Doggy bag nei ristoranti: il Ddl Concorrenza la trasforma in un diritto per il cliente

Portare a casa gli avanzi della cena al ristorante non sarà più una gentile concessione del gestore, ma un diritto del consumatore. Lo stabilisce la bozza del nuovo disegno di legge Concorrenza, in attesa di approdo in Consiglio dei ministri. Il testo è esplicito: “il consumatore ha diritto di trattenere per l’asporto i cibi e le bevande acquistati e non consumati”.

In pratica, tutto ciò che rimane nel piatto o nella bottiglia può essere richiesto dal cliente per portarlo via, senza che il ristoratore possa rifiutarsi o farlo sentire come un favore. La norma riguarda la cosiddetta doggy bag, termine di origine statunitense che richiama l’abitudine di portare a casa gli avanzi – anche per gli animali domestici.
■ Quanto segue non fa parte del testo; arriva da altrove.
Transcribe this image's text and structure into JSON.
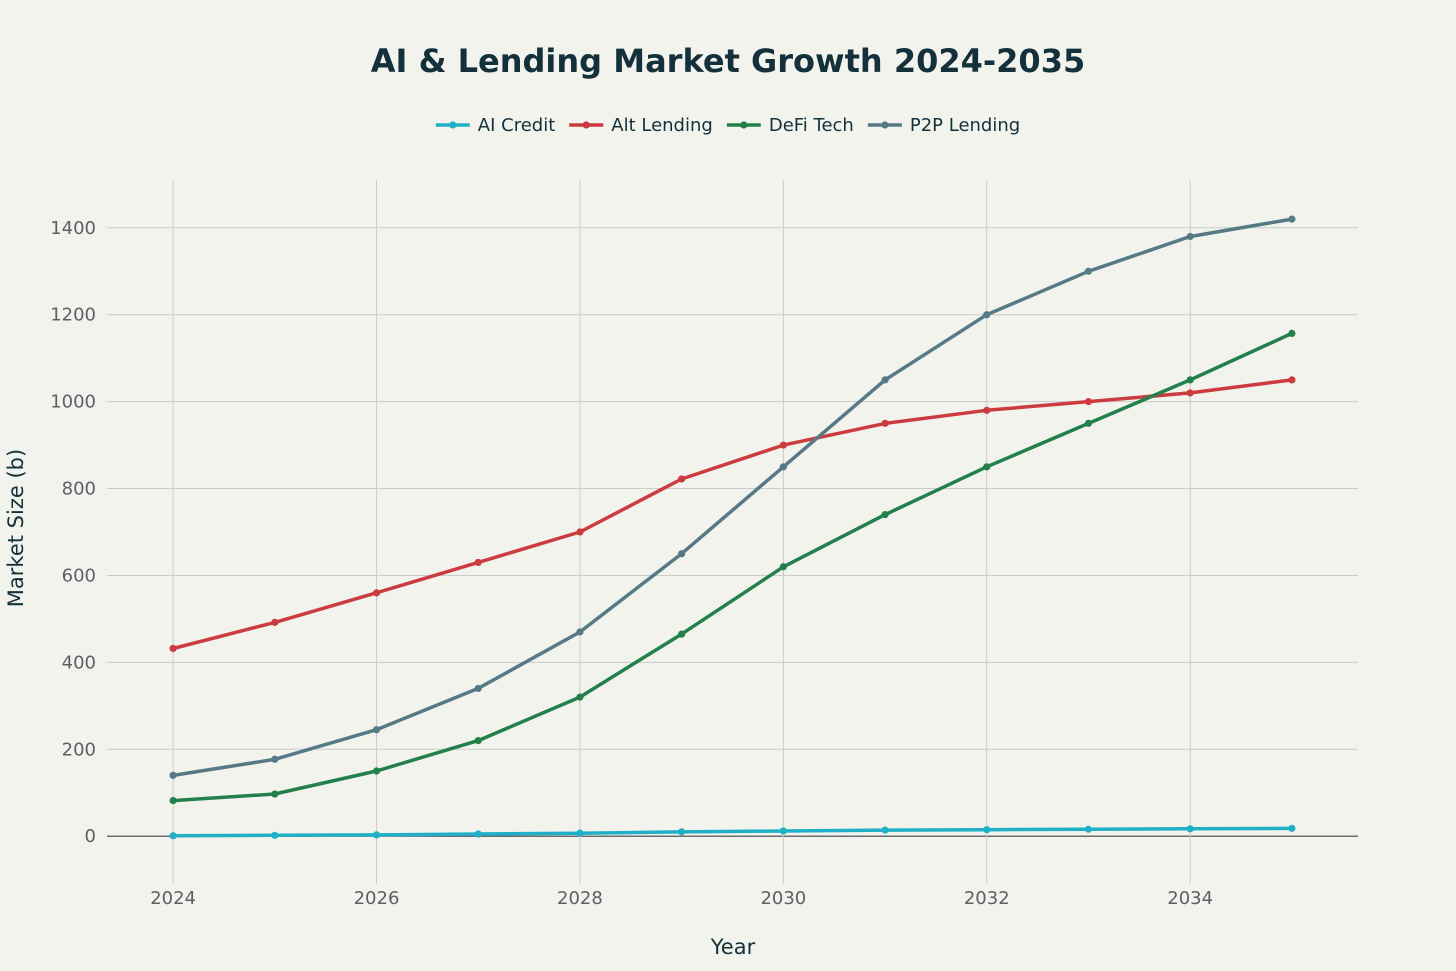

Un logo ufficiale per i ristoranti

La bozza del Ddl Concorrenza prevede anche l’istituzione di un logo che i ristoranti e gli altri esercenti di somministrazione potranno esporre per comunicare ai clienti, in modo chiaro e immediato, la possibilità di chiedere il cibo non consumato in appositi contenitori da asporto.

Il logo sarà definito con un decreto del Ministro delle Imprese e del Made in Italy, di concerto con il Ministro della Salute. Il decreto dovrà essere adottato entro 90 giorni dalla data di entrata in vigore della legge.
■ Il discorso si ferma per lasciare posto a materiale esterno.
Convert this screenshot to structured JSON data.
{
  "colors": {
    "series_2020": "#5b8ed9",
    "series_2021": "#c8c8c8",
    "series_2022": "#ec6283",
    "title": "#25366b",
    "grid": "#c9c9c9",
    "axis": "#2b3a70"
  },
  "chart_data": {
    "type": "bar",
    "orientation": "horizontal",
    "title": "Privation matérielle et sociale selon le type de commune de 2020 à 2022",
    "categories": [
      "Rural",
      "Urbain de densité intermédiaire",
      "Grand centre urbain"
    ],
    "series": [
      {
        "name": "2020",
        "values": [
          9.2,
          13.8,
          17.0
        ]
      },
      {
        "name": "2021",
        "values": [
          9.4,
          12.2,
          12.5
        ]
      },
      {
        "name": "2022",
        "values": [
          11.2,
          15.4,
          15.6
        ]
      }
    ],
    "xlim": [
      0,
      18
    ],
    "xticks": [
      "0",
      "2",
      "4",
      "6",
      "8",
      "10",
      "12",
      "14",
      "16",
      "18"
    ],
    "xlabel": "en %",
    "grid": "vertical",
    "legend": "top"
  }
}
Lo stesso decreto stabilirà i criteri operativi per erogare il servizio di asporto: modalità di confezionamento, informazione al cliente, utilizzo del logo e via dicendo. Sono le regole che i ristoratori dovranno seguire una volta che la norma diventerà effettiva.

Doggy bag e lotta allo spreco alimentare

Il provvedimento lega esplicitamente la doggy bag alla riduzione dello spreco alimentare. Il testo prevede che “le campagne di promozione e valorizzazione di iniziativa pubblica, orientate alla riduzione dello spreco alimentare, fanno sempre riferimento al predetto logo”.

In altre parole, le campagne istituzionali contro lo spreco – quelle che sensibilizzano cittadini e imprese – dovranno richiamare il nuovo marchio ufficiale. La possibilità di portare a casa gli avanzi diventa così uno degli strumenti riconosciuti dal legislatore per contenere le eccedenze e favorire un consumo più responsabile.

Per i consumatori, soprattutto nelle grandi città e nelle aree turistiche, l’introduzione di un diritto esplicito punta a rendere questa pratica più normale, visibile e socialmente accettata, riducendo le resistenze culturali ancora presenti in parte della clientela e degli operatori.